O seminário demonstrou a capacidade dos povos de resistir às adversidades. “Essa ideia de mosaico é interessante porque sabe-se dos conflitos existentes entre povos indígenas e extrativistas que estão no entorno de tudo isso. Então, se for implementado o mosaico, com certeza vai minimizar em grande parte os conflitos existentes pela questão do uso dos recursos pesqueiros e florestais”, afirmou Jeanne Gomes, engenheira de pesca do Ministério da Pesca e Aquicultura.
Troca de experiências
O seminário possibilitou a troca de experiências entre os povos do Amazonas e de Mato Grosso. As terras indígenas que encontram-se em áreas de transição entre os biomas Amazônia e Cerrado sofrem forte pressão do agronegócio e impactos de obras de infraestrutura (hidrelétricas, estradas etc.). As áreas protegidas do Amazonas também têm sofrido, cada vez com mais intensidade, com esse avanço da fronteira agropecuária, garimpo e com a extração ilegal de madeira. Reunir todas essas realidades foi um momento rico.
“Nós ficamos felizes em poder participar do seminário, em dividir nossas experiências na nossa terra, que, apesar de degradada, estamos lutando para plantar e nos sustentar. Foi interessante conhecer nossos parentes do Amazonas e um pouco da luta deles pela sustentabilidade e proteção de suas terras”, comentou o professor Cosme Rité Xavante, da TI Marãiwatsédé.
O cacique do povo Manoki, Manoel Kanunxi, ficou muito agradecido de poder conhecer os parentes do Amazonas e de “poder participar desse seminário que nos permitiu ver os desafios que os parentes enfrentam aqui. E nós gostaríamos de poder fazer uma troca de experiências com os parentes Katukina sobre o nosso trabalho com a apicultura”.
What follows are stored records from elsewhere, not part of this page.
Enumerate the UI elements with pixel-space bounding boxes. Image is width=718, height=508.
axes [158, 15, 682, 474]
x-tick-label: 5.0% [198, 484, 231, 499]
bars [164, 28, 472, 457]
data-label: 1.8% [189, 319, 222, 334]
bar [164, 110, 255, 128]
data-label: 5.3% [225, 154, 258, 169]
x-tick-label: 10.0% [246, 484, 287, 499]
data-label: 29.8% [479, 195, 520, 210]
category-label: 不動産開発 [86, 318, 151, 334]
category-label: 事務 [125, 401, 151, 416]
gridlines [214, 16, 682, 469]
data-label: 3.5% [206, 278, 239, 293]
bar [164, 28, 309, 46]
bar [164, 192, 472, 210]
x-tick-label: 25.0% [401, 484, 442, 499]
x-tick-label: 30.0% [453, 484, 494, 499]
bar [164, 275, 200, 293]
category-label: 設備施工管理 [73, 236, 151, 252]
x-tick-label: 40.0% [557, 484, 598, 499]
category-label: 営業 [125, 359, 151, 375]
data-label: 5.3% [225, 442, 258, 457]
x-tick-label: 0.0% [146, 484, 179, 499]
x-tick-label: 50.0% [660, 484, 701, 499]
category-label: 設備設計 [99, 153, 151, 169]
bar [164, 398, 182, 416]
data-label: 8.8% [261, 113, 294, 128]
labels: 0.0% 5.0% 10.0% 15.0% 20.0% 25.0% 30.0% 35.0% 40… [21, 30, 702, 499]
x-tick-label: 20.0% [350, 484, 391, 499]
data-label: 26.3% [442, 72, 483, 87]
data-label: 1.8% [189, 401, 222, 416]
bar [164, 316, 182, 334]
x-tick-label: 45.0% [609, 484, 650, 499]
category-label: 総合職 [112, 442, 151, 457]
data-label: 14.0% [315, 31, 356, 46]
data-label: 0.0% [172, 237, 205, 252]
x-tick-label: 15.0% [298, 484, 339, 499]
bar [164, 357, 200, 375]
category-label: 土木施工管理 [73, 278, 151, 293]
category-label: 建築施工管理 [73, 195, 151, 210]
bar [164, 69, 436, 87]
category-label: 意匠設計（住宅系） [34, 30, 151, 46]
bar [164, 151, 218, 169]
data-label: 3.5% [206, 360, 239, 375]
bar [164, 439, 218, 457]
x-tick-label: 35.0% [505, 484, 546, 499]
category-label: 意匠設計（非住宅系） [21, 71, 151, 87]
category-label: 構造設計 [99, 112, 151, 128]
“Essa experiência é sempre positiva. Essa troca de realidades, desafios e oportunidades enriquece. Xavante e Manoki puderam observar as experiências dos povos da Amazônia. E o desafio é esse, pensar o território, a gestão, o manejo da biodiversidade, pensar em novas parcerias, em projetos que visem a sustentabilidade dos territórios”, analisou Artema Lima, coordenadora do Programa Mato Grosso da OPAN.
Lançamentos de planos de gestão
Ao final do seminário, foram realizados os lançamentos dos planos de gestão territorial dos povos Apurinã e Jamamadi. Para Zé Bajaga Apurinã, coordenador da Focimp, “o plano de gestão da Terra Indígena Caititu é muito importante para o povo Apurinã porque nos fez refletir de que maneira nós queremos gerir o nosso território. Agora nós estamos visando a implementação desse plano e vamos precisar do apoio dos parceiros”.
Os Jamamadi estavam extremamente felizes ao apresentar o plano de gestão. Para Magno Santos, indigenista da OPAN o povo Jamamadi começou a se empoderar do plano durante o processo de elaboração e muitos dos acordos estipulados já estão sendo cumpridos. “Agora, os Jamamadi estão com muita vontade de buscar a implementação, visando o apoio tanto dos parceiros quanto dos órgãos governamentais para ajudá-los no fortalecimento da gestão territorial”, comentou o indigenista.
O seminário encerrou de uma forma festiva por causa do lançamento dos planos de gestão e também com a demanda posta, tanto pelos povos indígenas e extrativistas quanto pelas organizações parceiras e órgãos governamentais, de se trabalhar visando a criação do mosaico de áreas protegidas no Médio Purus.
“Um seminário como esse, realizado aqui na prefeitura de Lábrea, no salão nobre, indica que essas populações deixaram de ser periféricas e ganham espaço para se tornarem proponentes de soluções para as suas sociedades e para os munícipes dessa região. Vemos aqui os povos com seus líderes, cada um apresentando seus êxitos e seus trabalhos, suas formas de defesas dos territórios e dizendo que estão mais felizes, o que é extremamente significativo”, avaliou Ivar Busatto, coordenador geral da OPAN.